Jacques Gruman
Lilia e Zé Maurício ainda comemoravam a chegada do primogênito quando os blocos foram para as ruas. O carnaval de 1951 foi no início de março e naquele ano, para variar, marchinhas caminhavam para a eternidade.Tomara que chova e Sapato de pobre mantinham acesa a rivalidade Emilinha/Marlene, blockbusters da rádio Nacional. Dalva de Oliveira não estava para brincadeira e vinha de Zum zum (oi zum zum zum zum zum, tá faltando um ...). Correndo por fora, trote de pangaré, vinha a surpreendente Retrato do velho, de Haroldo Lobo (um campeão, compositor de pérolas como Ala-la-ô, Índio quer apito e Emília) e Marino Pinto (parceiro, entre outros, de Ataulfo Alves, Herivelto Martins e Tom Jobim; como ninguém é perfeito, trabalhou como censor do Departamento Federal de Segurança Pública). Era uma exaltação à volta de Getúlio Vargas à presidência. O ditador filofascista do Estado Novo retornava legitimado pelas eleições do ano anterior. A letra, inspiração para puxa-sacos de baixos e altos coturnos, dizia: Bota o retrato do velho outra vez/Bota no mesmo lugar/O retrato do velhinho faz a gente trabalhar.

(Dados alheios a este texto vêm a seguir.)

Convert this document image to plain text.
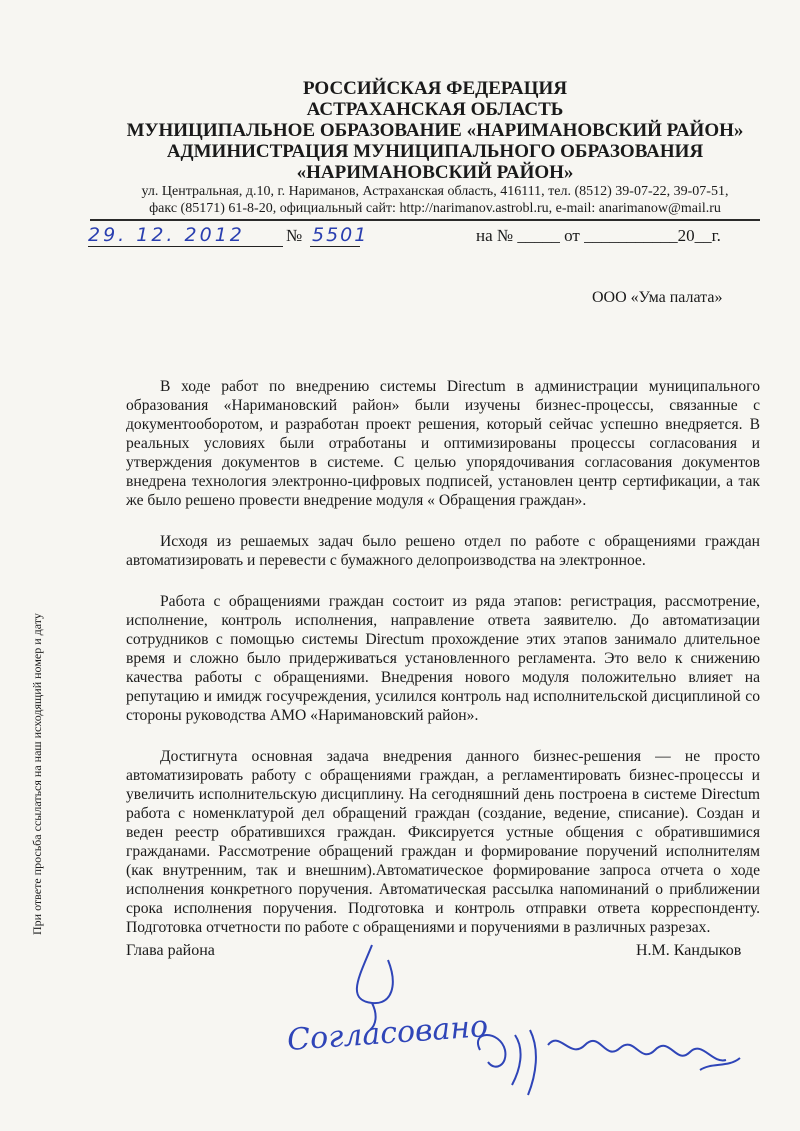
При ответе просьба ссылаться на наш исходящий номер и дату
РОССИЙСКАЯ ФЕДЕРАЦИЯ
АСТРАХАНСКАЯ ОБЛАСТЬ
МУНИЦИПАЛЬНОЕ ОБРАЗОВАНИЕ «НАРИМАНОВСКИЙ РАЙОН»
АДМИНИСТРАЦИЯ МУНИЦИПАЛЬНОГО ОБРАЗОВАНИЯ
«НАРИМАНОВСКИЙ РАЙОН»
ул. Центральная, д.10, г. Нариманов, Астраханская область, 416111, тел. (8512) 39-07-22, 39-07-51,
факс (85171) 61-8-20, официальный сайт: http://narimanov.astrobl.ru, e-mail: anarimanow@mail.ru
29. 12. 2012 № 5501	на № _____ от ___________20__г.
ООО «Ума палата»

В ходе работ по внедрению системы Directum в администрации муниципального образования «Наримановский район» были изучены бизнес-процессы, связанные с документооборотом, и разработан проект решения, который сейчас успешно внедряется. В реальных условиях были отработаны и оптимизированы процессы согласования и утверждения документов в системе. С целью упорядочивания согласования документов внедрена технология электронно-цифровых подписей, установлен центр сертификации, а так же было решено провести внедрение модуля « Обращения граждан».

Исходя из решаемых задач было решено отдел по работе с обращениями граждан автоматизировать и перевести с бумажного делопроизводства на электронное.

Работа с обращениями граждан состоит из ряда этапов: регистрация, рассмотрение, исполнение, контроль исполнения, направление ответа заявителю. До автоматизации сотрудников с помощью системы Directum прохождение этих этапов занимало длительное время и сложно было придерживаться установленного регламента. Это вело к снижению качества работы с обращениями. Внедрения нового модуля положительно влияет на репутацию и имидж госучреждения, усилился контроль над исполнительской дисциплиной со стороны руководства АМО «Наримановский район».

Достигнута основная задача внедрения данного бизнес-решения — не просто автоматизировать работу с обращениями граждан, а регламентировать бизнес-процессы и увеличить исполнительскую дисциплину. На сегодняшний день построена в системе Directum работа с номенклатурой дел обращений граждан (создание, ведение, списание). Создан и веден реестр обратившихся граждан. Фиксируется устные общения с обратившимися гражданами. Рассмотрение обращений граждан и формирование поручений исполнителям (как внутренним, так и внешним).Автоматическое формирование запроса отчета о ходе исполнения конкретного поручения. Автоматическая рассылка напоминаний о приближении срока исполнения поручения. Подготовка и контроль отправки ответа корреспонденту. Подготовка отчетности по работе с обращениями и поручениями в различных разрезах.

Глава района	Н.М. Кандыков
Согласовано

As crônicas da época dizem que a musiquinha se saiu muito bem, turbinada pelo vozeirão do Chico Viola.
Não faz muito, outro Velho, com v maiúsculo mesmo, voltou a ser notícia. Parte da família de Luiz Carlos Prestes, carinhosamente chamado de Velho por seus camaradas do Partidão, doou ao Arquivo Nacional cartas, fotos e documentos do acervo do líder comunista. A divulgação de algumas fotos mais íntimas, que mostram Prestes celebrando aniversário de uma neta, cavalgando na União Soviética ou descansando numa praia nordestina, despertou controvérsia. A viúva Maria alegou ser importante mostrar o lado “humano” do Cavaleiro da Esperança. A filha Anita, que a imprensa burguesa teima em pintar como um boneco de gelo, condenou a banalização da imagem do homem a quem mesmo seus inimigos consideram um dos mais importantes políticos brasileiros do século passado. Entendo a preocupação de Anita, imperturbável na preservação do espírito revolucionário de seu pai. Esse espírito inclui, certamente, a separação entre as vidas pública e privada. Qual é a importância, em qualquer sentido, de saber se Prestes usava sunga na praia ? Bisbilhotar, voyeurizar e mexericar: eis a Santíssima Trindade da sociedade do espetáculo, onde as imagens escravizam a Razão, dissolvem o raciocínio e mediocrizam a vida. Se as fotos de um comunista servissem para discutir o que um jornalista d’o Globo chamou de “legado prestista”, que viessem em cascata ! Claro que não foi essa a intenção. Tratou-se apenas de um momento paparazzo, um gostinho de supresa(?) para vender mais jornais e revistas. Mais conveniente manter o Velho congelado nas Rolleiflex empoeiradas ...
Mal a “polêmica” sobre as fotos do Prestes saiu do forno e o business visual já manipulava novas excitações. Inaugurada a temporada 2012 do indigente Big Brother (alguém perguntou se um livro, um mísero exemplar sobre qualquer assunto, já foi flagrado no cárcere de luxo do Projac) e um suposto estupro ... alavancou a audiência. Consultei minhas bases para entender como funciona a coisa. É um assombro. Junta-se um grupo disposto a se expor publicamente por algumas semanas. De um modo geral jovens, que topam tudo, tudo mesmo, para ganhar uma grana. Acrescenta-se doses industriais de álcool, festinhas de embalo e, desconfio, estímulos para se gerar cenas “picantes” (e bater recordes de acesso pela internet). Resultado ? Um Coliseu hormonal, com milhões de basbaques grudados nas telinhas, ciceroneados por um débil mental estridente, que, sem piscar, assegura que “o amor é lindo”, confundindo descaradamente um ato sexual pré-fabricado com a relação complexo-poética de dois indivíduos. Esgoto puro, vendido como “show da realidade”. Dou a palavra à psicanalista Maria Rita Kehl: “Parece que o público que prefere o Big Brother não quer ser iludido com a vida água com açúcar das novelas. Engano. O que o público está pedindo é para se iludir melhor. Os reality shows são a forma mais eficiente de ilusão que a cultura de massas já produziu: vendem aos espectadores o espelho fiel de sua vida amesquinhada sob a égide severa das “leis de mercado”. Vendem a imagem da selva em que a concorrência transforma as relações humanas. Só que elevados ao estatuto de espetáculo”.